The Death of the Fonds and the Resurrection of Provenance: Archival Context in Space and Time
Abstract
While the concepts of the fonds, respect des fonds, and provenance were initially useful in Canada to offset ad hoc approaches to arrangement and description, the intellectual reality of provenance and the physical reality of the records have become so intertwined over time that the essential distinction between the creator and the created has been lost. The Rules for Archival Description, for example, establishes an approach to the fonds that does not allow for the description of virtual bodies of records, accumulated over time and scattered over space. To reassess the concept of provenance, the author examines the use of the term in archaeology and museology. Adapting these definitions to the archival context, the author argues that archivists should describe the records that remain and explain the history of the creator, their records and how they came to be in that institution.
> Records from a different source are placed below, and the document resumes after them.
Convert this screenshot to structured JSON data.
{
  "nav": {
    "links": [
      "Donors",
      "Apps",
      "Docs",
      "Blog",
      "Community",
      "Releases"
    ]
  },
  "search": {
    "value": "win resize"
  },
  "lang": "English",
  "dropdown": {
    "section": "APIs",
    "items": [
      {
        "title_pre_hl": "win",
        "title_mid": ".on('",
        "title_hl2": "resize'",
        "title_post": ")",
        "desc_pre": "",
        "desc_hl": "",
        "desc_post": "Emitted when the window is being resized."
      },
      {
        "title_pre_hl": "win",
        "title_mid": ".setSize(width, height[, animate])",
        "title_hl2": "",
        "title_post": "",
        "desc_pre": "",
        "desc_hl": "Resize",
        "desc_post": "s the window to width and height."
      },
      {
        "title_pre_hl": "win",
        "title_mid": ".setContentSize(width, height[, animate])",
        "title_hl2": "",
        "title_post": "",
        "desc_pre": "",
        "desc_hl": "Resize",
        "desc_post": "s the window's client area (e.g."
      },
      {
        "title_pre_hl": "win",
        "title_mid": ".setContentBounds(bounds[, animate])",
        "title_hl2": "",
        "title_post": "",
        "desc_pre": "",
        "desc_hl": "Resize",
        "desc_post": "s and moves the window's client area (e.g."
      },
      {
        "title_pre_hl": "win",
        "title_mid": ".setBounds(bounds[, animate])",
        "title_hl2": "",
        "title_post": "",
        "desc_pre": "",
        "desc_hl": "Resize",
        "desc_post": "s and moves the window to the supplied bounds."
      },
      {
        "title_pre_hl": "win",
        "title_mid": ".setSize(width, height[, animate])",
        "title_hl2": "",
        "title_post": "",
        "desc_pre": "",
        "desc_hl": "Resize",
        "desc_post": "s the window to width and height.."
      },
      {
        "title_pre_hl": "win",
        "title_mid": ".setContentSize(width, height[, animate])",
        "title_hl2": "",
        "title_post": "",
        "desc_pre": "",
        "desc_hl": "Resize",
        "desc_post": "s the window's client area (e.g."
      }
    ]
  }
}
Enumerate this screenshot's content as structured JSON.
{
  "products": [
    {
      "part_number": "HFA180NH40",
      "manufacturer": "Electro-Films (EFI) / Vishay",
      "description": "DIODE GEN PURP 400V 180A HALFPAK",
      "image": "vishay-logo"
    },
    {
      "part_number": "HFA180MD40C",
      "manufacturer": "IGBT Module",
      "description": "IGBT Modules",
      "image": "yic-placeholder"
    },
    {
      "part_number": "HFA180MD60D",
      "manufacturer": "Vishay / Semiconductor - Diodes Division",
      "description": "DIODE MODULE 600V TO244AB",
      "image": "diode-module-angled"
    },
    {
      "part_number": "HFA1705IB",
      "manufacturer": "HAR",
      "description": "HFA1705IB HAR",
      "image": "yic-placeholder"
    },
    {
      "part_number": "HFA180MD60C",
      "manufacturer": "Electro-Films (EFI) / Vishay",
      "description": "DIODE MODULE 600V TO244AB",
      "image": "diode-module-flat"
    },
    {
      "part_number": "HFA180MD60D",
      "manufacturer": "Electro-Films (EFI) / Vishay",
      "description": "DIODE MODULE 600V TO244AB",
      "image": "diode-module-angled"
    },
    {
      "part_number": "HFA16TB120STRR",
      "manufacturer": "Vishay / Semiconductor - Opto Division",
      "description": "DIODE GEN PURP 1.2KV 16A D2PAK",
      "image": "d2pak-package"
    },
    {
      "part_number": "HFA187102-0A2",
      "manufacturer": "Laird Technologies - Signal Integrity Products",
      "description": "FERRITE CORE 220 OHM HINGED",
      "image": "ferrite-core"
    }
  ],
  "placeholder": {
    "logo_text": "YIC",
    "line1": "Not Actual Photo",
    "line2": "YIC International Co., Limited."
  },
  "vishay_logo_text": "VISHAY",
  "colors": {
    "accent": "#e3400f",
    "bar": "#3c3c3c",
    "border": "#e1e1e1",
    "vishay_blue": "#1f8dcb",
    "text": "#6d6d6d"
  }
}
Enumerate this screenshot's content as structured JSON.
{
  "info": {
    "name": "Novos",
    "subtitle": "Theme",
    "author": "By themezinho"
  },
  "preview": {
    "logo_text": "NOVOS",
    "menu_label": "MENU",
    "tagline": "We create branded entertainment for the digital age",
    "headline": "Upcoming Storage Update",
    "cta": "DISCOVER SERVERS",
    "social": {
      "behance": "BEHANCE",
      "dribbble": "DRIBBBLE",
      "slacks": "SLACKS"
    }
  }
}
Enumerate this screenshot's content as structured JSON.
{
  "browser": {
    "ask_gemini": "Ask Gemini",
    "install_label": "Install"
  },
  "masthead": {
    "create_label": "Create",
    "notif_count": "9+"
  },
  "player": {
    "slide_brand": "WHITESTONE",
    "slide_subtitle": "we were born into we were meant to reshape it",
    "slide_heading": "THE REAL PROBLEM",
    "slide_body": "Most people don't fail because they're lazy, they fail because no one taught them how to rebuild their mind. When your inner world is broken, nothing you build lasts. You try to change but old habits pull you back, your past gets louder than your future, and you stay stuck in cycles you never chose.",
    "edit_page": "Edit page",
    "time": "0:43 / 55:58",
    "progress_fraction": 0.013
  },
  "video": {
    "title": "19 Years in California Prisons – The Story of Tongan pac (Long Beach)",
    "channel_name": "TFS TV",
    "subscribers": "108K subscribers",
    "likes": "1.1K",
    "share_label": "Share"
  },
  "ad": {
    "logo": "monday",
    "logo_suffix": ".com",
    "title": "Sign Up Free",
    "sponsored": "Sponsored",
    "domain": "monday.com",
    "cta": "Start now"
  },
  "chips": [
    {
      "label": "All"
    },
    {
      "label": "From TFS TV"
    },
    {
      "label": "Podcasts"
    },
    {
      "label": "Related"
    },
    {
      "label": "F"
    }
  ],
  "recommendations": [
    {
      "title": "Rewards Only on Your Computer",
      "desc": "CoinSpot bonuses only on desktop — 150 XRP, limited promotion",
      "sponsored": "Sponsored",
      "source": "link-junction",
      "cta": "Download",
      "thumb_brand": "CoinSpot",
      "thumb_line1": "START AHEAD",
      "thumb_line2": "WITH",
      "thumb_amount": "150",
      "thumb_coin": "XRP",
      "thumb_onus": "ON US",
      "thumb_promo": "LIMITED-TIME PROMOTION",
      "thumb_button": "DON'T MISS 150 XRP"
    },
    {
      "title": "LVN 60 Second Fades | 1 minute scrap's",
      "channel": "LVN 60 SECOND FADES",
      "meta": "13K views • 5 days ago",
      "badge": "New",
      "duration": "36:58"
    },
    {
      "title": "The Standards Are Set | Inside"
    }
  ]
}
Archivists should expand the existing elements in RAD "for immediate source of acquisition" and "custodial history" and focus on a new vision, not of respect des fonds, but of respect de provenance, which would encompass creator history, records history, and custodial history. Archival descriptions should encompass all these elements, so that archivists offer the broadest possible contextualization of records and, at the same time, become more accountable for their own actions and more transparent about the management of the records in their care. Archivists should abandon the concept of the fonds, since that idea labels records as something they cannot be, ignoring the reality of their existence over time and space.